18. It is inexcusable that a litigant can wait for a whole one and a half years to go and make a follow up on his case that is pending in Court. I agree with the cases cited in support of the principle that equity aids the vigilant and not the indolent.Clearly, a litigant who waits for a whole one and a half years to make inquiries about his case is not deserving of the exercise a Court’s discretion.

19. In Savings And Loans Limited v Susan Wanjiru Muritu Nairobi (Milimani) HCCC NO. 397 OF 2002, Kimaru, J stated:-

“Whereas it would constitute a valid excuse for the Defendant to claim that she had been let down by her former Advocates failure to attend Court on the date the application was fixed for hearing, it is trite that a Case belongs to a litigant and not to her Advocate. A litigant has a duty to pursue the prosecution of his or her Case. The Court cannot set aside dismissal of a suit on the sole ground of a mistake by Counsel of the litigant on account of such Advocate's failure to attend Court. It is the duty of the litigant to constantly check with her advocate the progress of her case. In the present Case, it is apparent that if the Defendant had been a diligent litigant, she would have been aware of the dismissal of her previous application for want of prosecution soon after the said dismissal. She had been indolent and taking into account her past conduct in the prosecution of the application to set aside the default judgment that was dismissed by the Court, it would be a travesty of justice for the Court to exercise its discretion in favour of such a litigant”.

20. I associate myself with the said sentiments and I am of the view and hold that the length of the delay was too long of which no sufficient reason was proffered.

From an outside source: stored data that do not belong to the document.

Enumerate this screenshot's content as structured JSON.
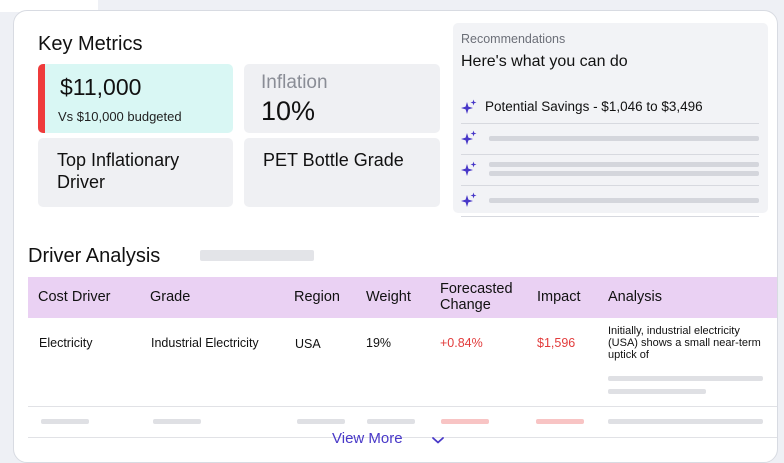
{
  "key_metrics": {
    "title": "Key Metrics",
    "spend": {
      "value": "$11,000",
      "sub": "Vs $10,000 budgeted",
      "accent": "#ef3b3b"
    },
    "inflation": {
      "label": "Inflation",
      "value": "10%"
    },
    "top_driver_label": "Top Inflationary Driver",
    "grade": "PET Bottle Grade"
  },
  "recommendations": {
    "label": "Recommendations",
    "title": "Here's what you can do",
    "items": [
      {
        "text": "Potential Savings - $1,046 to $3,496",
        "icon": "sparkle-icon"
      }
    ],
    "accent": "#4838c8"
  },
  "driver_analysis": {
    "title": "Driver Analysis",
    "columns": [
      "Cost Driver",
      "Grade",
      "Region",
      "Weight",
      "Forecasted Change",
      "Impact",
      "Analysis"
    ],
    "rows": [
      {
        "cost_driver": "Electricity",
        "grade": "Industrial Electricity",
        "region": "USA",
        "weight": "19%",
        "forecasted_change": "+0.84%",
        "impact": "$1,596",
        "analysis": "Initially, industrial electricity (USA) shows a small near-term uptick of"
      }
    ],
    "header_color": "#ead1f3",
    "negative_color": "#e23c3c"
  },
  "footer": {
    "view_more": "View More",
    "icon": "chevron-down-icon"
  }
}
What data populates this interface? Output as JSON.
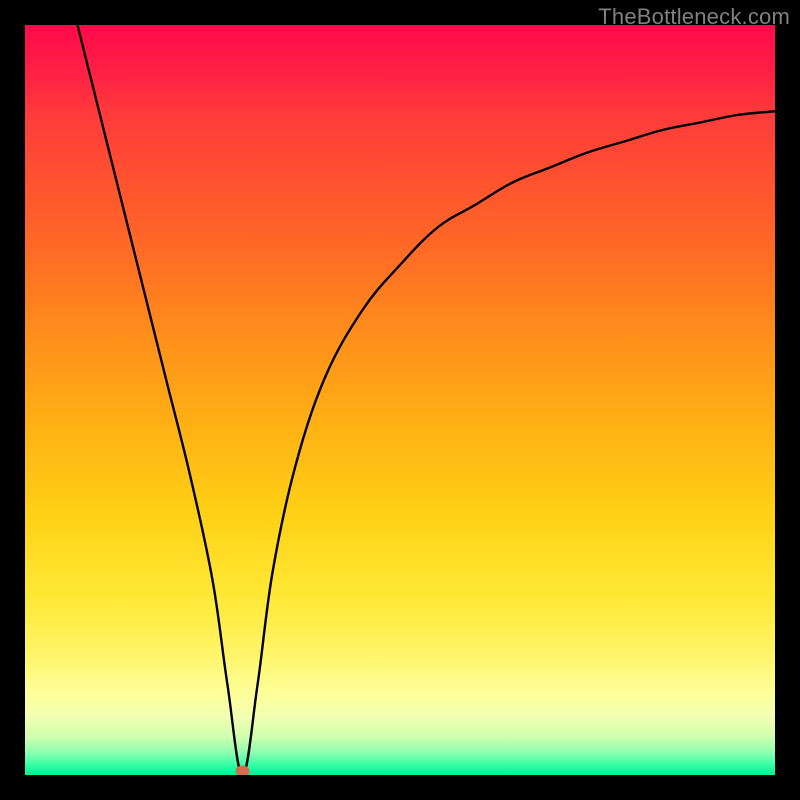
{
  "watermark": "TheBottleneck.com",
  "colors": {
    "frame": "#000000",
    "watermark": "#808080",
    "curve": "#000000",
    "marker": "#d96a50",
    "gradient_top": "#ff0a4a",
    "gradient_bottom": "#00f094"
  },
  "chart_data": {
    "type": "line",
    "title": "",
    "xlabel": "",
    "ylabel": "",
    "xlim": [
      0,
      100
    ],
    "ylim": [
      0,
      100
    ],
    "note": "Values estimated from pixels; y corresponds to vertical position (high=red, low=green). Minimum near x≈29.",
    "series": [
      {
        "name": "curve",
        "x": [
          7,
          10,
          13,
          16,
          19,
          22,
          25,
          27,
          29,
          31,
          33,
          36,
          40,
          45,
          50,
          55,
          60,
          65,
          70,
          75,
          80,
          85,
          90,
          95,
          100
        ],
        "y": [
          100,
          88,
          76,
          64,
          52,
          40,
          26,
          12,
          0,
          12,
          27,
          41,
          53,
          62,
          68,
          73,
          76,
          79,
          81,
          83,
          84.5,
          86,
          87,
          88,
          88.5
        ]
      }
    ],
    "marker": {
      "x": 29,
      "y": 0
    }
  }
}
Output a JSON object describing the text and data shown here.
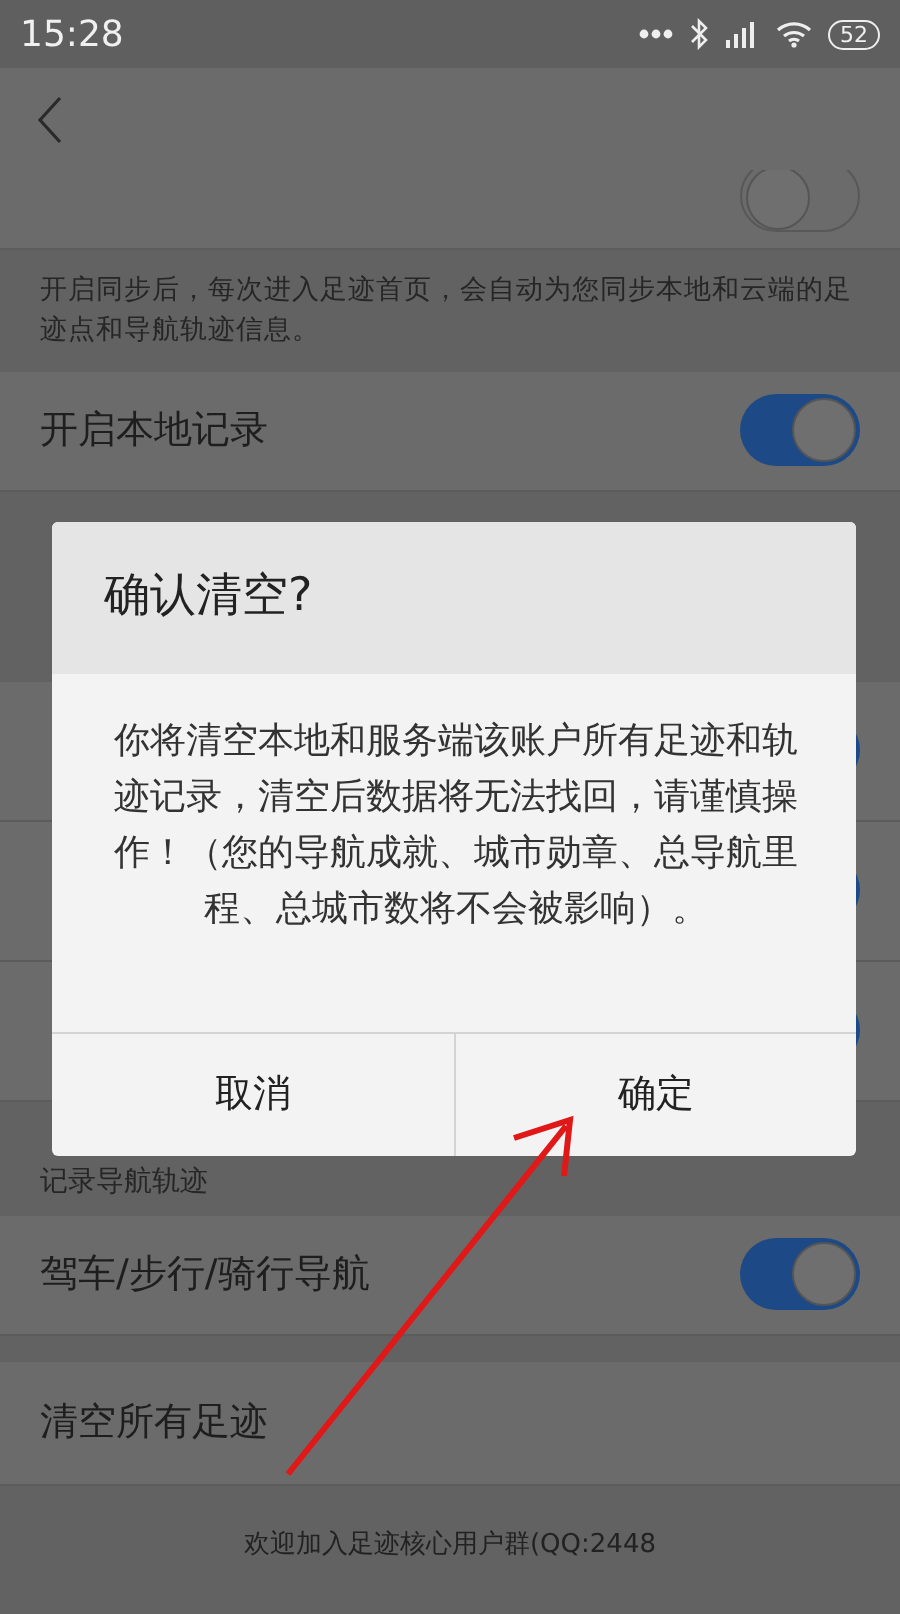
{
  "status_bar": {
    "time": "15:28",
    "battery": "52"
  },
  "settings": [
    {
      "kind": "toggle",
      "on": false
    },
    {
      "kind": "note",
      "text": "开启同步后，每次进入足迹首页，会自动为您同步本地和云端的足迹点和导航轨迹信息。"
    },
    {
      "kind": "toggle",
      "label": "开启本地记录",
      "on": true
    },
    {
      "kind": "spacer"
    },
    {
      "kind": "toggle",
      "on": true
    },
    {
      "kind": "toggle",
      "on": true
    },
    {
      "kind": "toggle",
      "on": true
    },
    {
      "kind": "section",
      "text": "记录导航轨迹"
    },
    {
      "kind": "toggle",
      "label": "驾车/步行/骑行导航",
      "on": true
    },
    {
      "kind": "gap"
    },
    {
      "kind": "action",
      "label": "清空所有足迹"
    }
  ],
  "footer": "欢迎加入足迹核心用户群(QQ:2448",
  "dialog": {
    "title": "确认清空?",
    "message": "你将清空本地和服务端该账户所有足迹和轨迹记录，清空后数据将无法找回，请谨慎操作！（您的导航成就、城市勋章、总导航里程、总城市数将不会被影响）。",
    "buttons": [
      "取消",
      "确定"
    ]
  }
}
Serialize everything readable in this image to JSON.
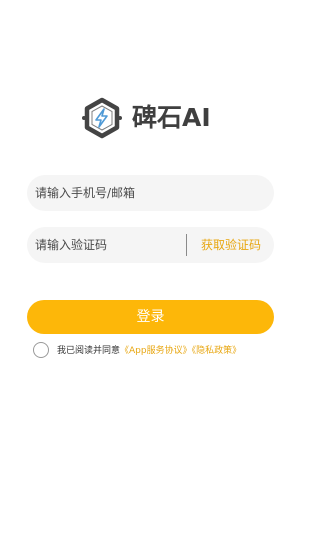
{
  "brand": {
    "name": "碑石AI"
  },
  "login_form": {
    "account_placeholder": "请输入手机号/邮箱",
    "code_placeholder": "请输入验证码",
    "get_code_label": "获取验证码",
    "submit_label": "登录"
  },
  "agreement": {
    "prefix": "我已阅读并同意",
    "app_service_link": "《App服务协议》",
    "privacy_link": "《隐私政策》",
    "checked": false
  },
  "colors": {
    "accent": "#fdb709",
    "link": "#e8a712",
    "field_bg": "#f5f5f5"
  },
  "icons": [
    "hexagon-bolt-logo-icon"
  ]
}
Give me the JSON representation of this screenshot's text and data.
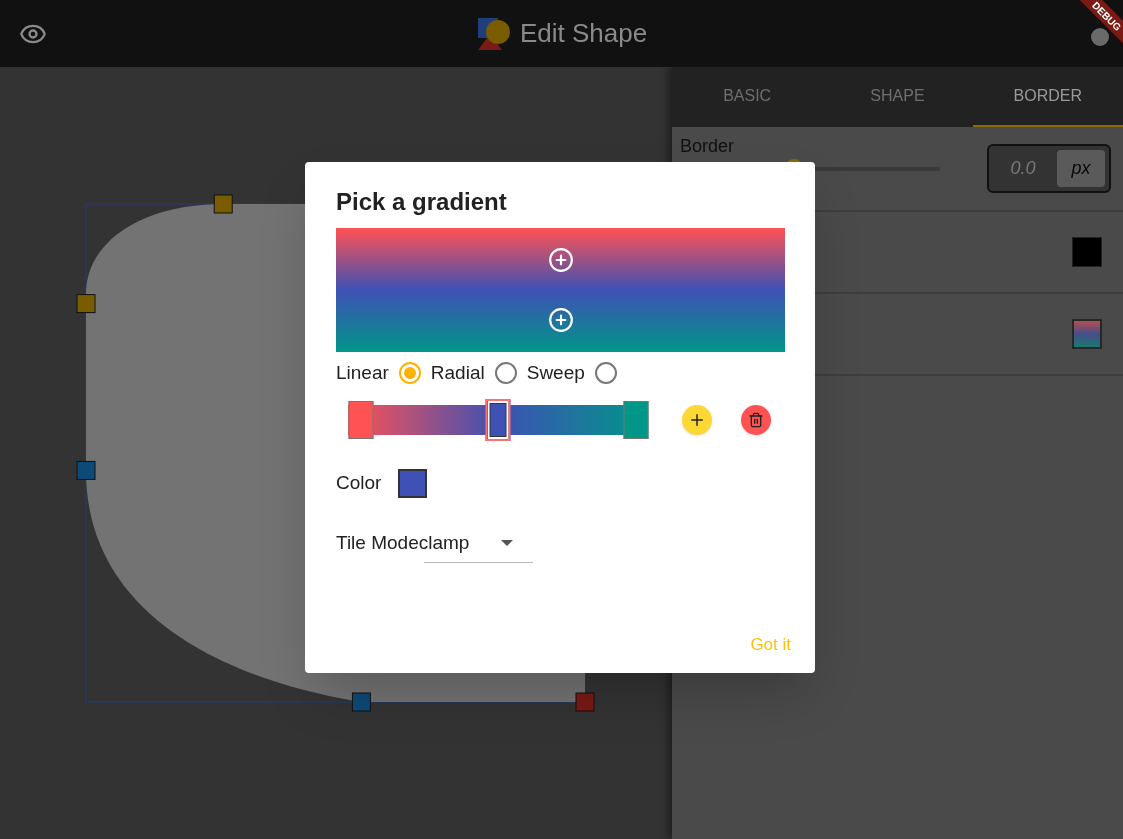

21. On the chances of the appeal succeeding if the application is granted, since the judgment sought to be appealed against was made by this Court, I am unable to state whether the appeal has any chances of success.

22. Once a litigant gets a judgment in his favour, he has legitimate expectation to enjoy its fruits. Being denied that chance or delaying such enjoyment is prejudicial to such a litigant. In this regard, allowing the extention would delay the enjoyment of the fruits of the judgment the respondent got in its favour over two years ago. That will definitely be prejudicial to it.

23. Accordingly, I find the application to be unmeritorious and dismiss the same. In the circumstances of this case, I will order each party to bear own costs.

SIGNED at Meru

A. MABEYA

JUDGE

DATED and DELIVERED at Meru this 6th day of February, 2020.